Similarly, the difference in decimal places in EP_variables seems to be the major contributor for the discrepancy in downstream percentile rankings, especially for the variables in theme 2 and 4.

“Caveat” in CDC SVI documentation

In fact, CDC SVI documentation (before 2018) also includes a section called “Reproducibility Caveat” where they mention “results may differ slightly when replicating SVI using Microsoft Excel or similar software” due to “variation in the number of decimal places”, as CDC uses SQL for their SVI development.

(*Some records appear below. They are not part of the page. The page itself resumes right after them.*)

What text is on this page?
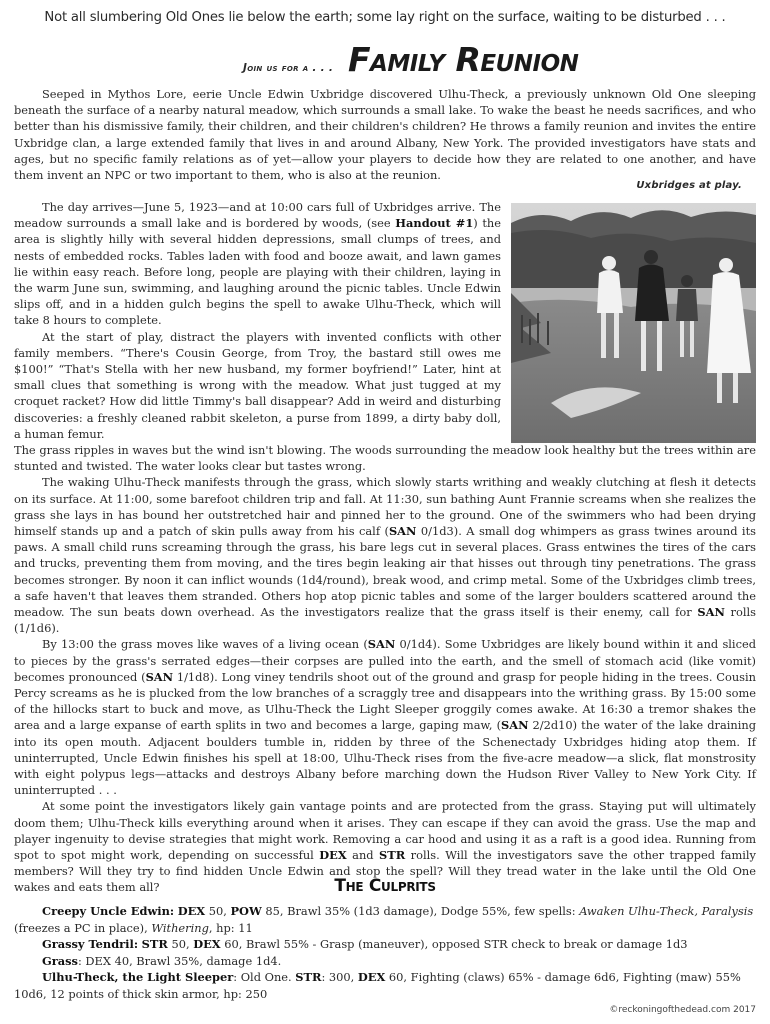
Not all slumbering Old Ones lie below the earth; some lay right on the surface, waiting to be disturbed . . .
Join us for a . . . Family Reunion

Seeped in Mythos Lore, eerie Uncle Edwin Uxbridge discovered Ulhu-Theck, a previously unknown Old One sleeping beneath the surface of a nearby natural meadow, which surrounds a small lake. To wake the beast he needs sacrifices, and who better than his dismissive family, their children, and their children's children? He throws a family reunion and invites the entire Uxbridge clan, a large extended family that lives in and around Albany, New York. The provided investigators have stats and ages, but no specific family relations as of yet—allow your players to decide how they are related to one another, and have them invent an NPC or two important to them, who is also at the reunion.

Uxbridges at play.

The day arrives—June 5, 1923—and at 10:00 cars full of Uxbridges arrive. The meadow surrounds a small lake and is bordered by woods, (see Handout #1) the area is slightly hilly with several hidden depressions, small clumps of trees, and nests of embedded rocks. Tables laden with food and booze await, and lawn games lie within easy reach. Before long, people are playing with their children, laying in the warm June sun, swimming, and laughing around the picnic tables. Uncle Edwin slips off, and in a hidden gulch begins the spell to awake Ulhu-Theck, which will take 8 hours to complete.

At the start of play, distract the players with invented conflicts with other family members. “There's Cousin George, from Troy, the bastard still owes me $100!” “That's Stella with her new husband, my former boyfriend!” Later, hint at small clues that something is wrong with the meadow. What just tugged at my croquet racket? How did little Timmy's ball disappear? Add in weird and disturbing discoveries: a freshly cleaned rabbit skeleton, a purse from 1899, a dirty baby doll, a human femur.

The grass ripples in waves but the wind isn't blowing. The woods surrounding the meadow look healthy but the trees within are stunted and twisted. The water looks clear but tastes wrong.

The waking Ulhu-Theck manifests through the grass, which slowly starts writhing and weakly clutching at flesh it detects on its surface. At 11:00, some barefoot children trip and fall. At 11:30, sun bathing Aunt Frannie screams when she realizes the grass she lays in has bound her outstretched hair and pinned her to the ground. One of the swimmers who had been drying himself stands up and a patch of skin pulls away from his calf (SAN 0/1d3). A small dog whimpers as grass twines around its paws. A small child runs screaming through the grass, his bare legs cut in several places. Grass entwines the tires of the cars and trucks, preventing them from moving, and the tires begin leaking air that hisses out through tiny penetrations. The grass becomes stronger. By noon it can inflict wounds (1d4/round), break wood, and crimp metal. Some of the Uxbridges climb trees, a safe haven't that leaves them stranded. Others hop atop picnic tables and some of the larger boulders scattered around the meadow. The sun beats down overhead. As the investigators realize that the grass itself is their enemy, call for SAN rolls (1/1d6).

By 13:00 the grass moves like waves of a living ocean (SAN 0/1d4). Some Uxbridges are likely bound within it and sliced to pieces by the grass's serrated edges—their corpses are pulled into the earth, and the smell of stomach acid (like vomit) becomes pronounced (SAN 1/1d8). Long viney tendrils shoot out of the ground and grasp for people hiding in the trees. Cousin Percy screams as he is plucked from the low branches of a scraggly tree and disappears into the writhing grass. By 15:00 some of the hillocks start to buck and move, as Ulhu-Theck the Light Sleeper groggily comes awake. At 16:30 a tremor shakes the area and a large expanse of earth splits in two and becomes a large, gaping maw, (SAN 2/2d10) the water of the lake draining into its open mouth. Adjacent boulders tumble in, ridden by three of the Schenectady Uxbridges hiding atop them. If uninterrupted, Uncle Edwin finishes his spell at 18:00, Ulhu-Theck rises from the five-acre meadow—a slick, flat monstrosity with eight polypus legs—attacks and destroys Albany before marching down the Hudson River Valley to New York City. If uninterrupted . . .

At some point the investigators likely gain vantage points and are protected from the grass. Staying put will ultimately doom them; Ulhu-Theck kills everything around when it arises. They can escape if they can avoid the grass. Use the map and player ingenuity to devise strategies that might work. Removing a car hood and using it as a raft is a good idea. Running from spot to spot might work, depending on successful DEX and STR rolls. Will the investigators save the other trapped family members? Will they try to find hidden Uncle Edwin and stop the spell? Will they tread water in the lake until the Old One wakes and eats them all?	The Culprits

Creepy Uncle Edwin: DEX 50, POW 85, Brawl 35% (1d3 damage), Dodge 55%, few spells: Awaken Ulhu-Theck, Paralysis (freezes a PC in place), Withering, hp: 11

Grassy Tendril: STR 50, DEX 60, Brawl 55% - Grasp (maneuver), opposed STR check to break or damage 1d3

Grass: DEX 40, Brawl 35%, damage 1d4.

Ulhu-Theck, the Light Sleeper: Old One. STR: 300, DEX 60, Fighting (claws) 65% - damage 6d6, Fighting (maw) 55% 10d6, 12 points of thick skin armor, hp: 250

©reckoningofthedead.com 2017
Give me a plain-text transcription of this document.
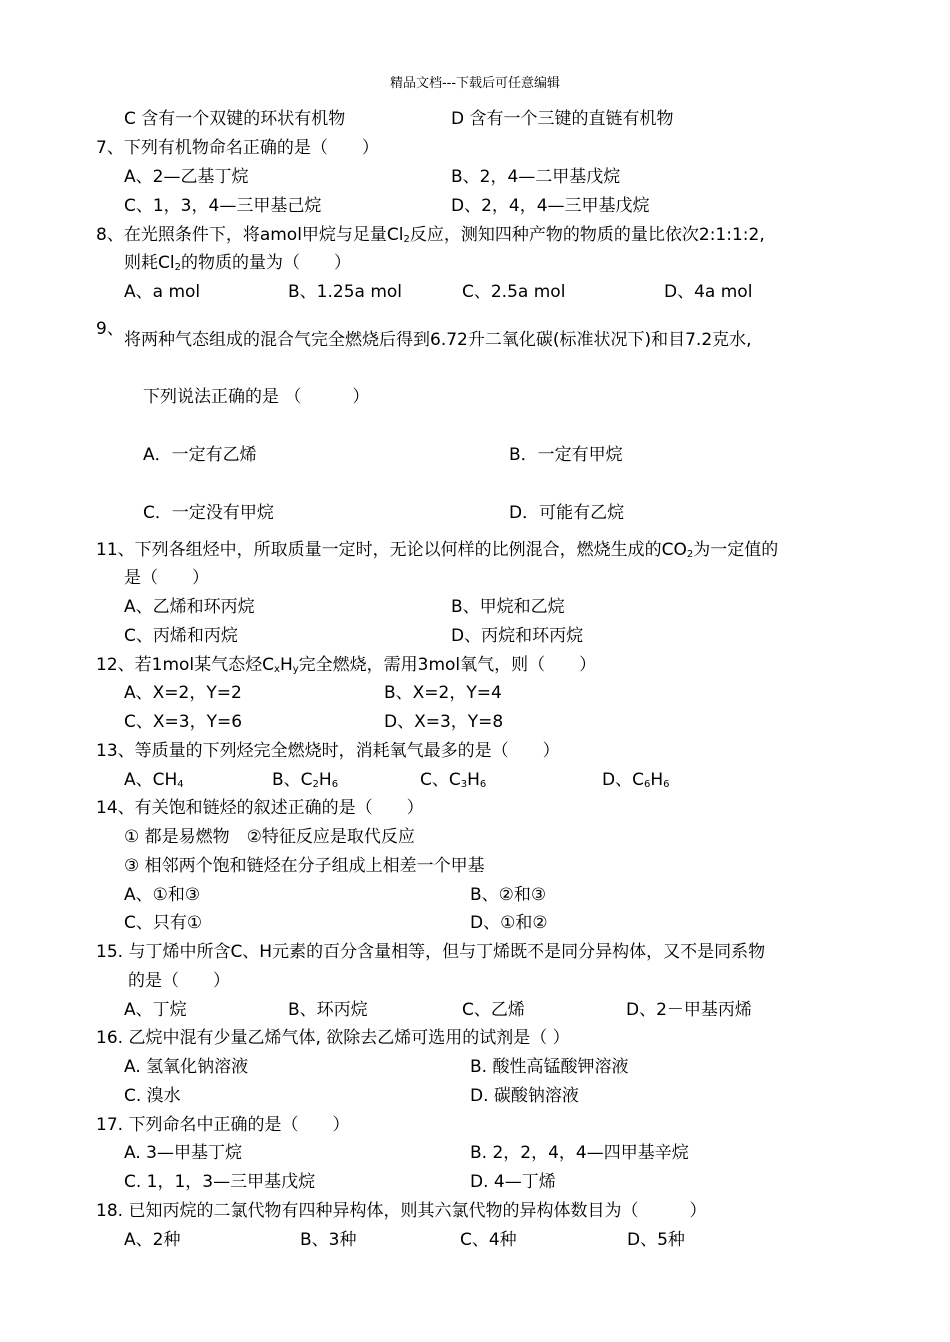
精品文档---下载后可任意编辑
C 含有一个双键的环状有机物	D 含有一个三键的直链有机物
7、下列有机物命名正确的是（　　）
A、2—乙基丁烷	B、2，4—二甲基戊烷
C、1，3，4—三甲基己烷	D、2，4，4—三甲基戊烷
8、在光照条件下，将amol甲烷与足量$Cl_2$反应，测知四种产物的物质的量比依次2:1:1:2,
则耗$Cl_2$的物质的量为（　　）
A、a mol	B、1.25a mol	C、2.5a mol	D、4a mol
9、
将两种气态组成的混合气完全燃烧后得到6.72升二氧化碳(标准状况下)和目7.2克水,
下列说法正确的是 （　　　）
A．一定有乙烯	B．一定有甲烷
C．一定没有甲烷	D．可能有乙烷
11、下列各组烃中，所取质量一定时，无论以何样的比例混合，燃烧生成的$CO_2$为一定值的
是（　　）
A、乙烯和环丙烷	B、甲烷和乙烷
C、丙烯和丙烷	D、丙烷和环丙烷
12、若1mol某气态烃$C_xH_y$完全燃烧，需用3mol氧气，则（　　）
A、X=2，Y=2	B、X=2，Y=4
C、X=3，Y=6	D、X=3，Y=8
13、等质量的下列烃完全燃烧时，消耗氧气最多的是（　　）
A、$CH_4$	B、$C_2H_6$	C、$C_3H_6$	D、$C_6H_6$
14、有关饱和链烃的叙述正确的是（　　）
① 都是易燃物　②特征反应是取代反应
③ 相邻两个饱和链烃在分子组成上相差一个甲基
A、①和③	B、②和③
C、只有①	D、①和②
15. 与丁烯中所含C、H元素的百分含量相等，但与丁烯既不是同分异构体，又不是同系物
的是（　　）
A、丁烷	B、环丙烷	C、乙烯	D、2－甲基丙烯
16. 乙烷中混有少量乙烯气体, 欲除去乙烯可选用的试剂是（ ）
A. 氢氧化钠溶液	B. 酸性高锰酸钾溶液
C. 溴水	D. 碳酸钠溶液
17. 下列命名中正确的是（　　）
A. 3—甲基丁烷	B. 2，2，4，4—四甲基辛烷
C. 1，1，3—三甲基戊烷	D. 4—丁烯
18. 已知丙烷的二氯代物有四种异构体，则其六氯代物的异构体数目为（　　　）
A、2种	B、3种	C、4种	D、5种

In 2020, this section was removed (and a different section of “Caveat for SVI State Databases” was added), but it seems that the calculation strategy in terms of decimal places is still the same. We could consider adjusting our calculation to match CDC’s strategy in the future.